Marine phage as vectors of gene transfer between marine bacteria and bacterial pathogensJon King, Massachusetts Institute of Technology
Bacterial infections continue to be a major source of disease and mortality worldwide. A diverse set of genes and gene clusters necessary for bacterial pathogenesis have been carefully documented in the last decade. A subset of these virulence genes are found encoded within facultative pathogens by bacteriophages in the integrated, or lysogenic state (prophages). Conversion of avirulent bacteria to virulent forms by phage lysogeny has been demonstrated in the laboratory and inferred through genomic comparisons between closely related bacterial strains differing in pathogenicity. However, very little is known of the sources and environmental distribution of phage-encoded virulence genes or the evolutionary routes through which they have been acquired by their bacterial hosts.

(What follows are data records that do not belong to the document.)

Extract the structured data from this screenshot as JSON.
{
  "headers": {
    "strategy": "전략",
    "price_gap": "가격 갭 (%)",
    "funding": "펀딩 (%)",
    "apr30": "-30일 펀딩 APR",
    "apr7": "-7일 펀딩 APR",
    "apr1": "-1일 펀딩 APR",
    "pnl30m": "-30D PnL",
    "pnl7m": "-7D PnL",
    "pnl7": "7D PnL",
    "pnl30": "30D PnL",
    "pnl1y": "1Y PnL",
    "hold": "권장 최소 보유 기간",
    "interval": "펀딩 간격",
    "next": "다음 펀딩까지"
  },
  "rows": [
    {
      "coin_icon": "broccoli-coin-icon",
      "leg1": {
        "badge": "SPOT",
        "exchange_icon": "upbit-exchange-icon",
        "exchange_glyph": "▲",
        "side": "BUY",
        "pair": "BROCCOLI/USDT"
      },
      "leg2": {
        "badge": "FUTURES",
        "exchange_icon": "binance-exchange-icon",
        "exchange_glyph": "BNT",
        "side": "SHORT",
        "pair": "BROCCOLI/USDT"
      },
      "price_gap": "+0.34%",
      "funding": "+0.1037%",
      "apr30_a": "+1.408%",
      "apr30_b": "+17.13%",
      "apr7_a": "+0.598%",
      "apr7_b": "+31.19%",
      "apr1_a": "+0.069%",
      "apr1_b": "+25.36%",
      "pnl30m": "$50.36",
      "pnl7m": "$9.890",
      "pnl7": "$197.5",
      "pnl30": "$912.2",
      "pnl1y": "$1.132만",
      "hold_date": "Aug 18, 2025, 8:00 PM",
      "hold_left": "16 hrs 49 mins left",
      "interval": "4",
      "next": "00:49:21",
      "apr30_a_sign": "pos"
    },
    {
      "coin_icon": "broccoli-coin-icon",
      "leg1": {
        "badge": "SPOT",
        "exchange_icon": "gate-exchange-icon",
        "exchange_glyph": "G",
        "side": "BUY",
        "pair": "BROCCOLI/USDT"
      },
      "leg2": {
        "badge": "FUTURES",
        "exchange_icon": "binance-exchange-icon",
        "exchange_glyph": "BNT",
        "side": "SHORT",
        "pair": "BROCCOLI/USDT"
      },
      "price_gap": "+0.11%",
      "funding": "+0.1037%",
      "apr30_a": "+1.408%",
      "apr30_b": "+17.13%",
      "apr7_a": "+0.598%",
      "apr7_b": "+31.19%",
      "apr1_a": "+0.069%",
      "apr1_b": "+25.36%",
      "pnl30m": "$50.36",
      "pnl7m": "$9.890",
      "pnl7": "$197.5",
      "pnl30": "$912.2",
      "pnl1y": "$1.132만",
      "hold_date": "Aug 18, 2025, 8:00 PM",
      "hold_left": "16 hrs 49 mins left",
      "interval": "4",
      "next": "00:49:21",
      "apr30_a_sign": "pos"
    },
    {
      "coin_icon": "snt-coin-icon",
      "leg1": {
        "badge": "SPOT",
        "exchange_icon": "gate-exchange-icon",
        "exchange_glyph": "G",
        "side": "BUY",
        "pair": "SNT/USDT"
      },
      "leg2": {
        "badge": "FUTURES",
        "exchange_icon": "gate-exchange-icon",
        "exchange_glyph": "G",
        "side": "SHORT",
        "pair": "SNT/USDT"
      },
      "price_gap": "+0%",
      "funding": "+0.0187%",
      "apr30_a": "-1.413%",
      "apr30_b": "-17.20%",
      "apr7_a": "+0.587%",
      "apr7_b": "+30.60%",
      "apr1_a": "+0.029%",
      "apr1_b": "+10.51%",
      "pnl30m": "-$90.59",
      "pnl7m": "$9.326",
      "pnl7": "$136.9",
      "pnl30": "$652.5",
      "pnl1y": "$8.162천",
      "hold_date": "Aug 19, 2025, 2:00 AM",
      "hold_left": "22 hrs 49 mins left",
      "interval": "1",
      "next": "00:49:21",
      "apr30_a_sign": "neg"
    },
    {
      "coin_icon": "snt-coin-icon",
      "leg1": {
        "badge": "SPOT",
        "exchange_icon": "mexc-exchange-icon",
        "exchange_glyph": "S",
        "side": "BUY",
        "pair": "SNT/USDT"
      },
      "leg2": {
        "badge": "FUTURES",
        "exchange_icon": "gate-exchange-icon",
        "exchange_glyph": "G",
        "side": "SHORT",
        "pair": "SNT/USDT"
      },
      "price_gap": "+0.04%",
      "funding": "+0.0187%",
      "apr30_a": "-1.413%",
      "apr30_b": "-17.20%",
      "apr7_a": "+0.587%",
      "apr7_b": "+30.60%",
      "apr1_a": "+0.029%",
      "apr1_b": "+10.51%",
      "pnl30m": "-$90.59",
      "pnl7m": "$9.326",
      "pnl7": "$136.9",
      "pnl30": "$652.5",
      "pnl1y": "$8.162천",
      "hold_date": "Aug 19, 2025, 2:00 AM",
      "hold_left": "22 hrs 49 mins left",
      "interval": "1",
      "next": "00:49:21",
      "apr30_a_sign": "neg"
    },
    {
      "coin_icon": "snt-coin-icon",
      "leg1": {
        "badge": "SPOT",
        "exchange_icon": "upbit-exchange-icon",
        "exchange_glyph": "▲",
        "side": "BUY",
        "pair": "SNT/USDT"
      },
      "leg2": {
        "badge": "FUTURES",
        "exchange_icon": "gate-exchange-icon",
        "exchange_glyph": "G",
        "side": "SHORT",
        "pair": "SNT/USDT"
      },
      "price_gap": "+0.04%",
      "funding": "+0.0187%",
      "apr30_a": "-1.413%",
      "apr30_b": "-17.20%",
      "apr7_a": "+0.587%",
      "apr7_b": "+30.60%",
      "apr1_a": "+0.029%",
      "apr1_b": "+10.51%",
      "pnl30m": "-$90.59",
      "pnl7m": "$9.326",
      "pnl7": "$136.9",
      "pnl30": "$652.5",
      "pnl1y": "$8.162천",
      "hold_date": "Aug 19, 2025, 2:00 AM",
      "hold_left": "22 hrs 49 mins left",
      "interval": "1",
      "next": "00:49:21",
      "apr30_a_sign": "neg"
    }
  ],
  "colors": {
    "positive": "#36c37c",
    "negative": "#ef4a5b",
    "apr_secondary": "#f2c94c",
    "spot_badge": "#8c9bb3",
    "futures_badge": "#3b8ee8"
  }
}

Bacteriophages are extremely abundant in marine waters, with numbers approaching 107/ml. Recent genomic data suggest that phages of diverse hosts can exchange sequences within a global gene pool. This exchange is reflected in the surprising number of genetic and structural features common between phages of marine heterotrophic bacteria, phages of marine photosynthetic bacteria, and well studied phages of enteric bacteria, including the types causing human diseases. Therefore, the ocean may be an important reservoir of phageencoded virulence genes and may be an active site for phage mediated exchange of these sequences between bacterial populations.
The overall goals of this project are to investigate whether phage-borne genes or gene clusters associated with virulence effects in bacterial pathogens of humans, are also found among phages infecting marine photosynthetic bacteria.
The experiments involve:
a) Isolation of phages of marine and enteric bacteria from estuaries and coastal waters where enteric bacteria from terrestrial runoff or sewage effluents mix with coastal ocean waters carrying marine bacteria. b) Using oligonucleotide probes for known phage-borne virulence genes, assaying filtered water samples for these sequences. If detected, further investigation would determine whether they were associated with isolatable phages of either laboratory enteric bacteria and/or coastal ecotypes of the marine obligate photoautoroph, Synechococcus.
Positive results would open the possibility of identifying sources of extant as well as emerging pathogenic sequences through more systematic investigation of marine microorganisms.